The team used search terms such as “dog bite” and “dog attack” to retrieve 143 YouTube videos, which were uploaded between January 2016 and March 2017.
The characteristics of the dog, bite severity, context of bites, and the victim were documented for each video. In addition, 56 of the videos showed the behavior of the humans and dogs in the moments just before the incident.
The features of the dogs and the victims identified in the videos corresponded with those found in previous studies.
Dog breeds most commonly involved in the attacks were Chihuahuas, German Shepherds, Pit bulls, and Labrador Retrievers. More than half of the bite victims were children and infants, and around 70 percent of the dogs were male.

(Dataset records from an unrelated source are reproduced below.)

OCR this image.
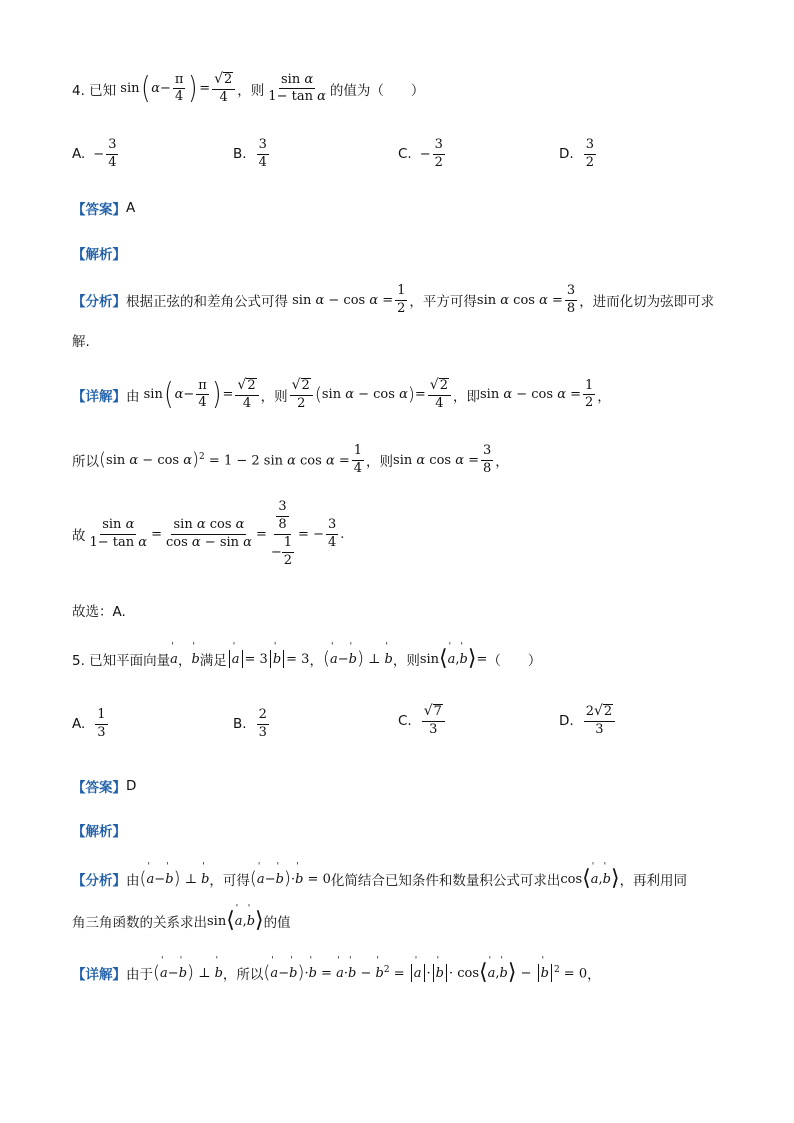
4. 已知 sin ( $\alpha- \frac{\pi}{4}$ ) = $\frac{√ 2}{4}$ ，则 $\frac{\text{sin α}}{\text{1− tan α}}$ 的值为（　　）
A. − $\frac{3}{4}$	B. $\frac{3}{4}$	C. − $\frac{3}{2}$	D. $\frac{3}{2}$
【答案】 A
【解析】
【分析】 根据正弦的和差角公式可得 $\sin \alpha - \cos \alpha = \frac{1}{2}$ ，平方可得 sin α $\cos \alpha = \frac{3}{8}$ ，进而化切为弦即可求
解.
【详解】 由 sin ( $\alpha- \frac{\pi}{4}$ ) = $\frac{√ 2}{4}$ ，则 $\frac{√ 2}{2}$ ( sin α − cos α ) = $\frac{√ 2}{4}$ ，即 $\sin \alpha - \cos \alpha = \frac{1}{2}$ ，
所以 ( sin α − cos α ) $^2$ = 1 − 2 sin α $\cos \alpha = \frac{1}{4}$ ，则 sin α $\cos \alpha = \frac{3}{8}$ ，
故 $\frac{\text{sin α}}{\text{1− tan α}} = \frac{\text{sin α cos α}}{\text{cos α − sin α}} = \frac{\frac{3}{8}}{- \frac{1}{2}}$ = − $\frac{3}{4}$ .
故选：A.
5. 已知平面向量 ' a ， ' b 满足 ' a = 3 ' b = 3 ， ( ' a − ' b ) ⊥ ' b ，则 sin ⟨ ' a , ' b ⟩ = （　　）
A. $\frac{1}{3}$	B. $\frac{2}{3}$	C. $\frac{√ 7}{3}$	D. $\frac{2 √ 2}{3}$
【答案】 D
【解析】
【分析】 由 ( ' a − ' b ) ⊥ ' b ，可得 ( ' a − ' b ) · ' b = 0 化简结合已知条件和数量积公式可求出 cos ⟨ ' a , ' b ⟩ ，再利用同
角三角函数的关系求出 sin ⟨ ' a , ' b ⟩ 的值
【详解】 由于 ( ' a − ' b ) ⊥ ' b ，所以 ( ' a − ' b ) · ' b = ' a · ' b − ' b $^2$ = ' a · ' b · cos ⟨ ' a , ' b ⟩ − ' b $^2$ = 0 ，
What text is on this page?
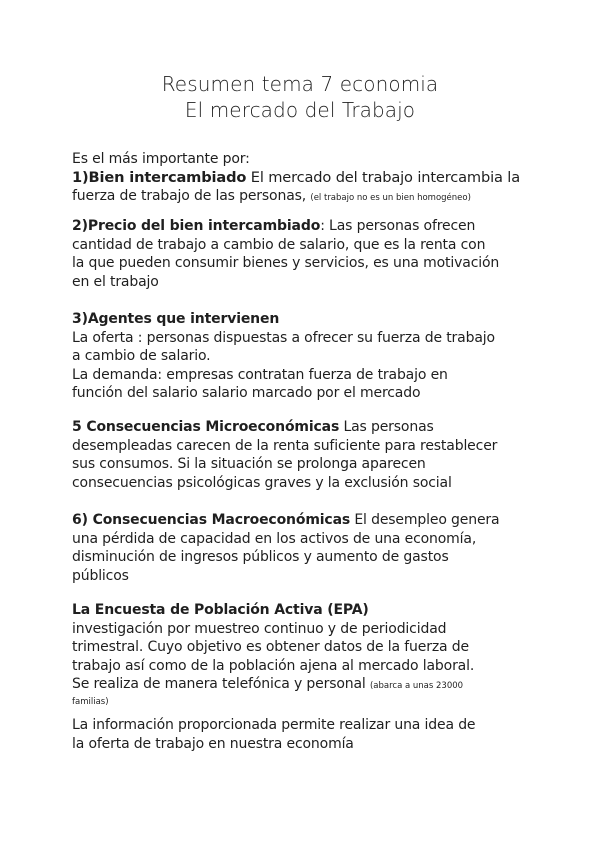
Resumen tema 7 economia
El mercado del Trabajo
Es el más importante por:
1)Bien intercambiado El mercado del trabajo intercambia la
fuerza de trabajo de las personas, (el trabajo no es un bien homogéneo)
2)Precio del bien intercambiado: Las personas ofrecen
cantidad de trabajo a cambio de salario, que es la renta con
la que pueden consumir bienes y servicios, es una motivación
en el trabajo
3)Agentes que intervienen
La oferta : personas dispuestas a ofrecer su fuerza de trabajo
a cambio de salario.
La demanda: empresas contratan fuerza de trabajo en
función del salario salario marcado por el mercado
5 Consecuencias Microeconómicas Las personas
desempleadas carecen de la renta suficiente para restablecer
sus consumos. Si la situación se prolonga aparecen
consecuencias psicológicas graves y la exclusión social
6) Consecuencias Macroeconómicas El desempleo genera
una pérdida de capacidad en los activos de una economía,
disminución de ingresos públicos y aumento de gastos
públicos
La Encuesta de Población Activa (EPA)
investigación por muestreo continuo y de periodicidad
trimestral. Cuyo objetivo es obtener datos de la fuerza de
trabajo así como de la población ajena al mercado laboral.
Se realiza de manera telefónica y personal (abarca a unas 23000
familias)
La información proporcionada permite realizar una idea de
la oferta de trabajo en nuestra economía
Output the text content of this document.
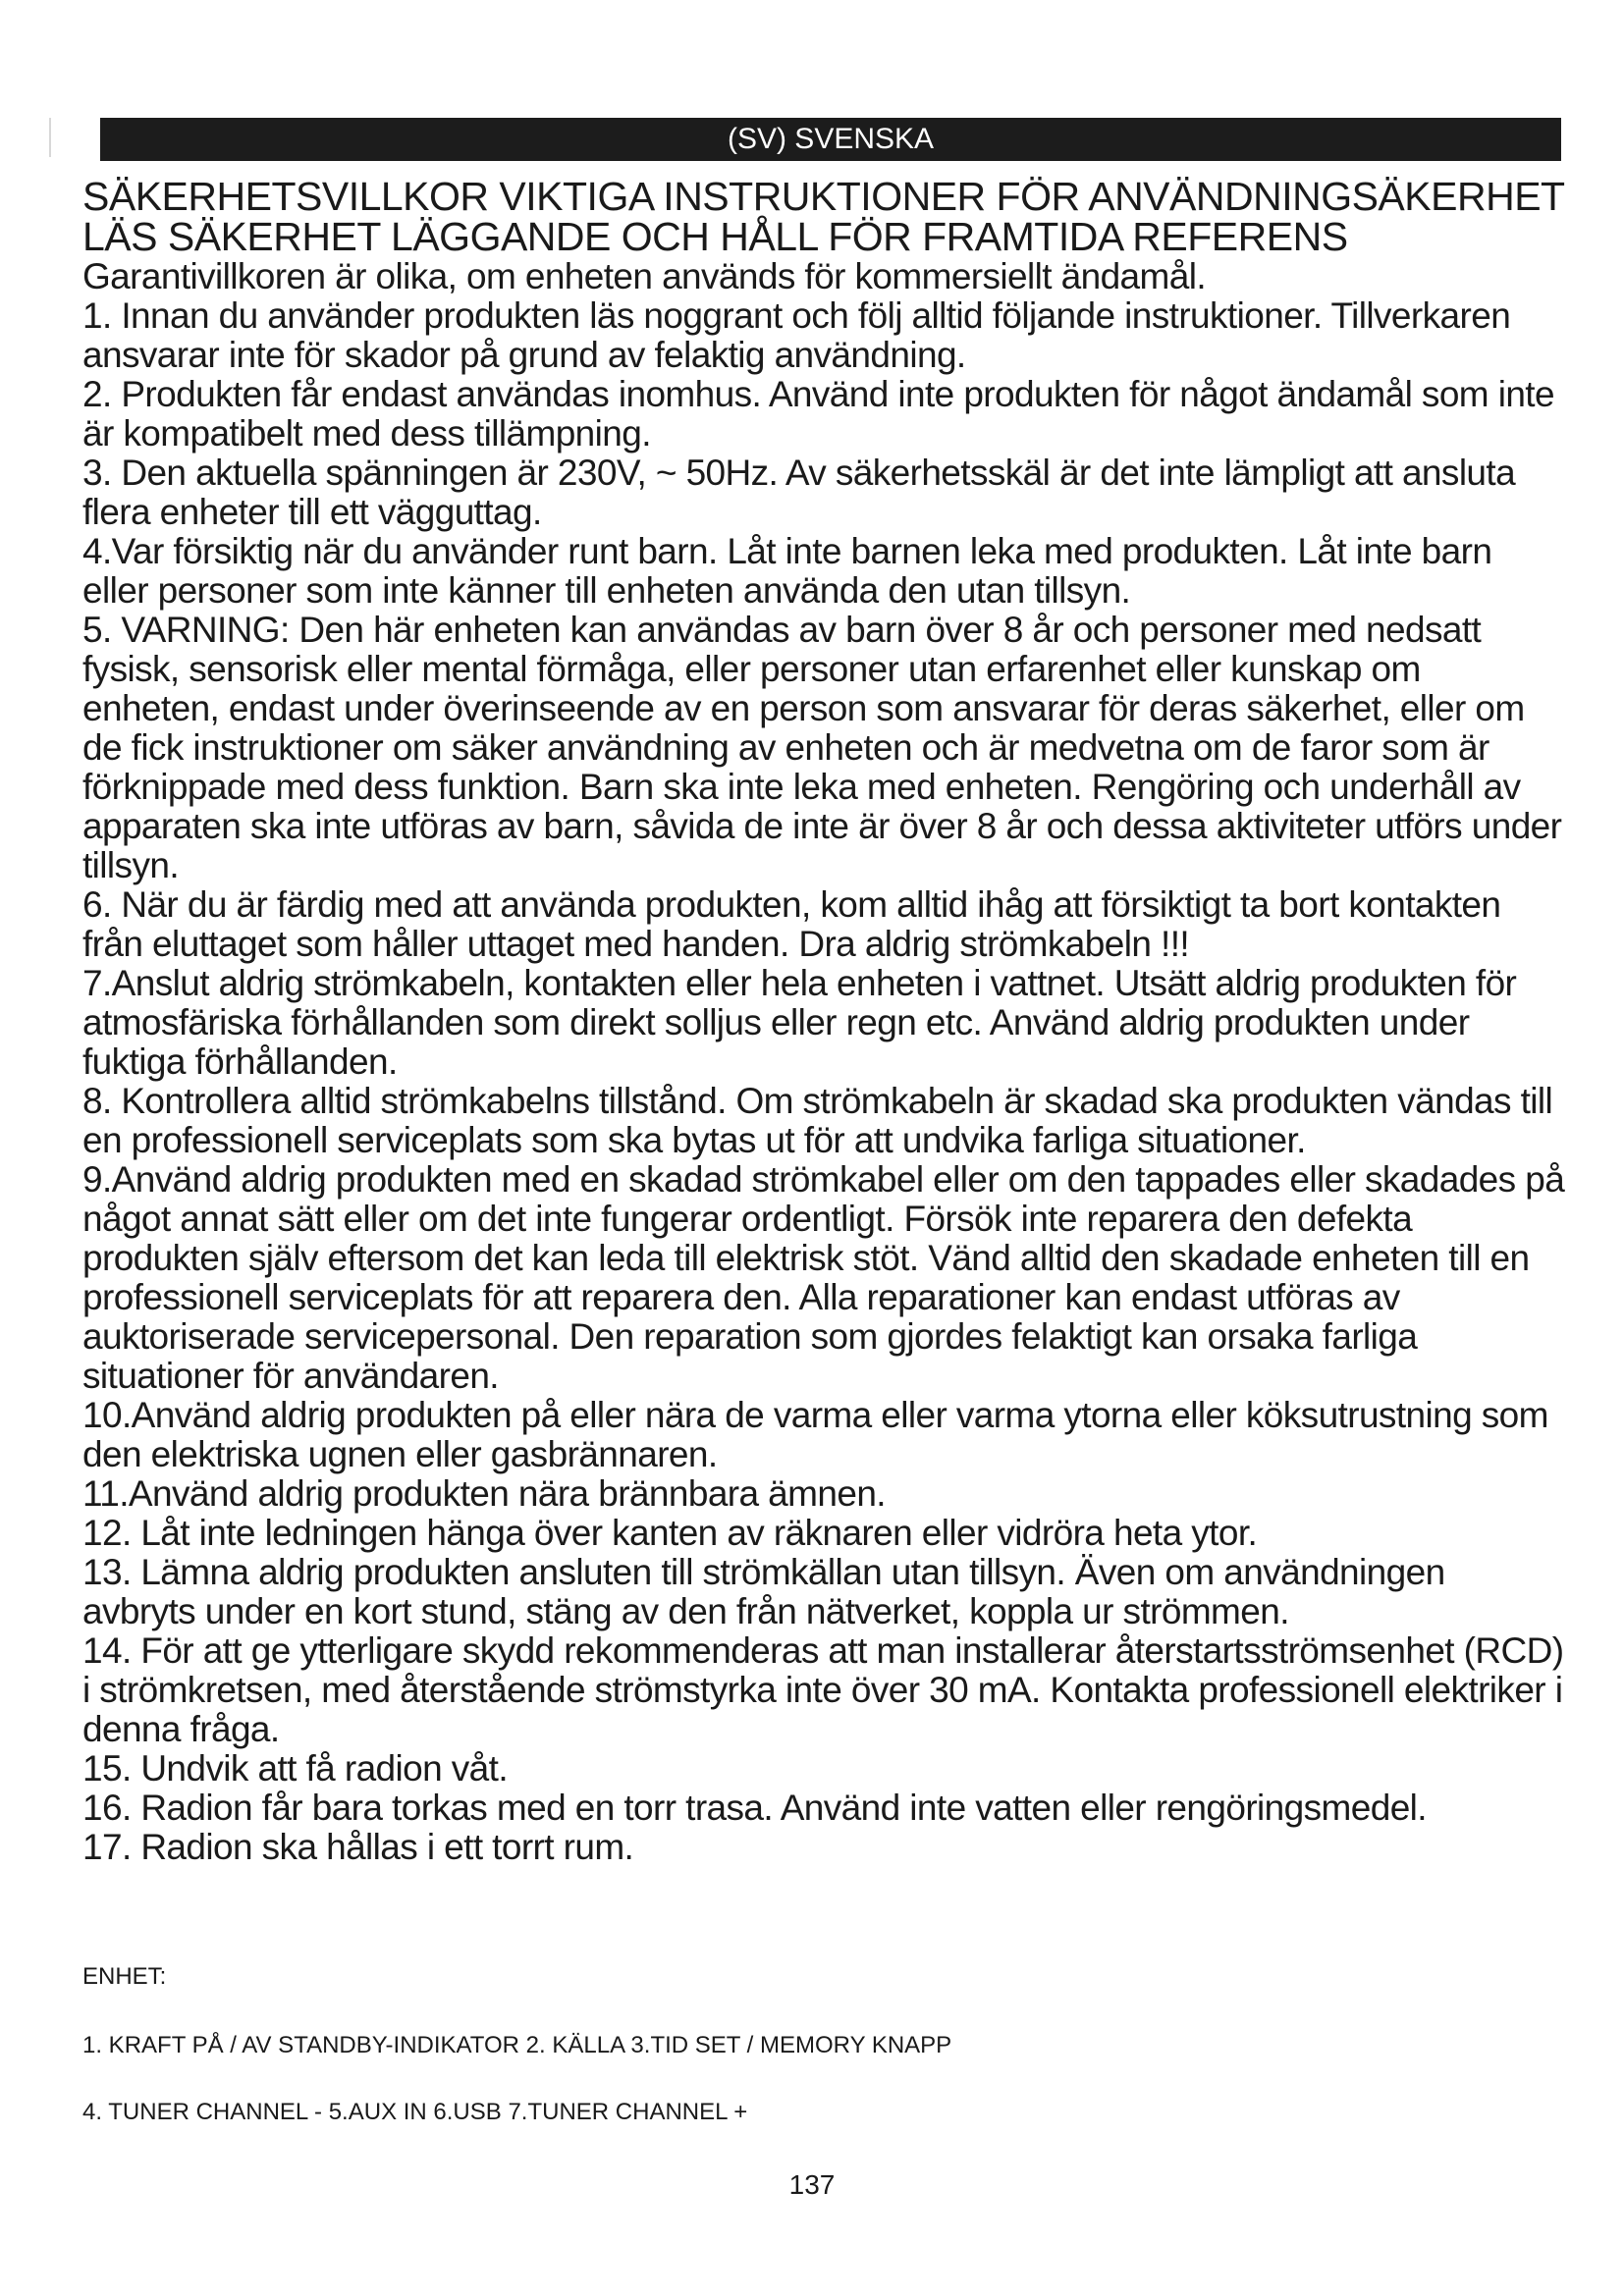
(SV) SVENSKA
SÄKERHETSVILLKOR VIKTIGA INSTRUKTIONER FÖR ANVÄNDNINGSÄKERHET LÄS SÄKERHET LÄGGANDE OCH HÅLL FÖR FRAMTIDA REFERENS

Garantivillkoren är olika, om enheten används för kommersiellt ändamål.

1. Innan du använder produkten läs noggrant och följ alltid följande instruktioner. Tillverkaren ansvarar inte för skador på grund av felaktig användning.

2. Produkten får endast användas inomhus. Använd inte produkten för något ändamål som inte är kompatibelt med dess tillämpning.

3. Den aktuella spänningen är 230V, ~ 50Hz. Av säkerhetsskäl är det inte lämpligt att ansluta flera enheter till ett vägguttag.

4.Var försiktig när du använder runt barn. Låt inte barnen leka med produkten. Låt inte barn eller personer som inte känner till enheten använda den utan tillsyn.

5. VARNING: Den här enheten kan användas av barn över 8 år och personer med nedsatt fysisk, sensorisk eller mental förmåga, eller personer utan erfarenhet eller kunskap om enheten, endast under överinseende av en person som ansvarar för deras säkerhet, eller om de fick instruktioner om säker användning av enheten och är medvetna om de faror som är förknippade med dess funktion. Barn ska inte leka med enheten. Rengöring och underhåll av apparaten ska inte utföras av barn, såvida de inte är över 8 år och dessa aktiviteter utförs under tillsyn.

6. När du är färdig med att använda produkten, kom alltid ihåg att försiktigt ta bort kontakten från eluttaget som håller uttaget med handen. Dra aldrig strömkabeln !!!

7.Anslut aldrig strömkabeln, kontakten eller hela enheten i vattnet. Utsätt aldrig produkten för atmosfäriska förhållanden som direkt solljus eller regn etc. Använd aldrig produkten under fuktiga förhållanden.

8. Kontrollera alltid strömkabelns tillstånd. Om strömkabeln är skadad ska produkten vändas till en professionell serviceplats som ska bytas ut för att undvika farliga situationer.

9.Använd aldrig produkten med en skadad strömkabel eller om den tappades eller skadades på något annat sätt eller om det inte fungerar ordentligt. Försök inte reparera den defekta produkten själv eftersom det kan leda till elektrisk stöt. Vänd alltid den skadade enheten till en professionell serviceplats för att reparera den. Alla reparationer kan endast utföras av auktoriserade servicepersonal. Den reparation som gjordes felaktigt kan orsaka farliga situationer för användaren.

10.Använd aldrig produkten på eller nära de varma eller varma ytorna eller köksutrustning som den elektriska ugnen eller gasbrännaren.

11.Använd aldrig produkten nära brännbara ämnen.

12. Låt inte ledningen hänga över kanten av räknaren eller vidröra heta ytor.

13. Lämna aldrig produkten ansluten till strömkällan utan tillsyn. Även om användningen avbryts under en kort stund, stäng av den från nätverket, koppla ur strömmen.

14. För att ge ytterligare skydd rekommenderas att man installerar återstartsströmsenhet (RCD) i strömkretsen, med återstående strömstyrka inte över 30 mA. Kontakta professionell elektriker i denna fråga.

15. Undvik att få radion våt.

16. Radion får bara torkas med en torr trasa. Använd inte vatten eller rengöringsmedel.

17. Radion ska hållas i ett torrt rum.

ENHET:
1. KRAFT PÅ / AV STANDBY-INDIKATOR 2. KÄLLA 3.TID SET / MEMORY KNAPP
4. TUNER CHANNEL - 5.AUX IN 6.USB 7.TUNER CHANNEL +
137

For this particular study, the researchers did not scrutinize the human behavior which may have caused the dogs to snap. However, the study authors noted that some of the behaviors that they observed preceding the attacks were consistent with human behaviors previously linked to dog bites.
For example, the experts found that physical contact with a dog increased approximately 20 seconds before a bite. Standing or leaning over a dog also triggered a violent response within seconds.
“These findings could offer some valuable new insight for the development of bite prevention strategies,” said Owczarczak-Garstecka. “Prevention messages could emphasise the risk of leaning over a dog and simply advise avoiding contact with a dog when possible or in doubt.”
The study is published in the journal Scientific Reports.